Seminar in Computer Engineering

Bilkent University
Department of Computer Engineering
SEMINAR

Bridging Vision and Language, and Beyond: A Unified Journey in Multimodal Generative AI

Prof. Dr. Erkut Erdem

Department of Computer Engineering
Hacettepe University
https://web.cs.hacettepe.edu.tr/~erkut/

Abstract: Over the past decade, within our research group, we have advanced a unified perspective that bridges computer vision and natural language processing, aiming to develop models that more effectively process, understand, and manipulate visual data. In this talk, I will present a personal and comprehensive overview of our contributions to what is now broadly recognized as multimodal generative AI. I will highlight some of our past and recent efforts in modeling and benchmarking approaches that tightly couple vision and language and extend naturally to additional modalities. Through these examples, I will argue that a unified multimodal viewpoint offers a powerful path toward more general and capable AI systems.

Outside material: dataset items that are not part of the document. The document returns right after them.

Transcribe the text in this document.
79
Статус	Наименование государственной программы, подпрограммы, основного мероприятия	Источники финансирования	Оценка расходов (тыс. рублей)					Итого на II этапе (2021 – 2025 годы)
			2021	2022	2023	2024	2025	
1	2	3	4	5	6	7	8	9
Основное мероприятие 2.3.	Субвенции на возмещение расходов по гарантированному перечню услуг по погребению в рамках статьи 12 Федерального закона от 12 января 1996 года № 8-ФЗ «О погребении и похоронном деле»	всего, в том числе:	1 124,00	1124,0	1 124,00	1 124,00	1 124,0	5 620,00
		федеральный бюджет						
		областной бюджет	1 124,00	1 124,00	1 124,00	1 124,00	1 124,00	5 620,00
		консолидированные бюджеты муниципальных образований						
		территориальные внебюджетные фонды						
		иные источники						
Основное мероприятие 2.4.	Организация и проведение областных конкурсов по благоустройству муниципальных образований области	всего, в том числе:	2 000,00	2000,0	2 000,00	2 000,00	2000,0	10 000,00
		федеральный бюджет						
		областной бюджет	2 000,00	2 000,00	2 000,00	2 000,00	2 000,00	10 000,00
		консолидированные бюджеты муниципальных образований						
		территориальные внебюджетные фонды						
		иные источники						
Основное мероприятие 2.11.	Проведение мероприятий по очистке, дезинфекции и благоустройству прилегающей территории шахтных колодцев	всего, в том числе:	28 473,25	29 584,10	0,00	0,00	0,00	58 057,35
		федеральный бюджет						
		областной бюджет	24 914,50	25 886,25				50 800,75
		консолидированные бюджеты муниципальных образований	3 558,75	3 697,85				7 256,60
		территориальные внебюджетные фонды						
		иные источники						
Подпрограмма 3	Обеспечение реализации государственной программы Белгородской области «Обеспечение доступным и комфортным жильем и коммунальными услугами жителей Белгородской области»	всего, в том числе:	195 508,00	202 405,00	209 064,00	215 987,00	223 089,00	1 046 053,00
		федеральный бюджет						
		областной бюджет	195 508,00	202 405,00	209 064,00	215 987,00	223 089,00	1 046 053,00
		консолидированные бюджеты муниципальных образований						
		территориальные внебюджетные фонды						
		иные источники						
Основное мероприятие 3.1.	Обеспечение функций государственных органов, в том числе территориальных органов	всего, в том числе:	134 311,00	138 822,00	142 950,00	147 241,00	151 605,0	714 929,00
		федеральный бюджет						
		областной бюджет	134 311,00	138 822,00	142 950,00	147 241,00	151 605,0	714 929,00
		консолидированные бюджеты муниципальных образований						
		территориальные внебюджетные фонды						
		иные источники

Bio: Erkut Erdem is a Professor in the Department of Computer Engineering at Hacettepe University and is co-affiliated with the KUIS AI Center. He received his Ph.D. from Middle East Technical University (METU) and completed postdoctoral research at TELECOM ParisTech, France. He is a founding member of the Hacettepe University Computer Vision Laboratory (HUCVL). His research focuses on developing advanced methods for understanding and manipulating visual data, with a particular emphasis on leveraging additional modalities, such as natural language, as complementary sources of guidance. His contributions have been recognized with the Outstanding Young Scientist Award (GEBIP) from the Turkish Academy of Sciences in 2018, and he is a recent awardee of the TÜBİTAK 2247-A National Outstanding Researchers Program.

DATE: December 01, Monday @ 13:30

Place: EA 409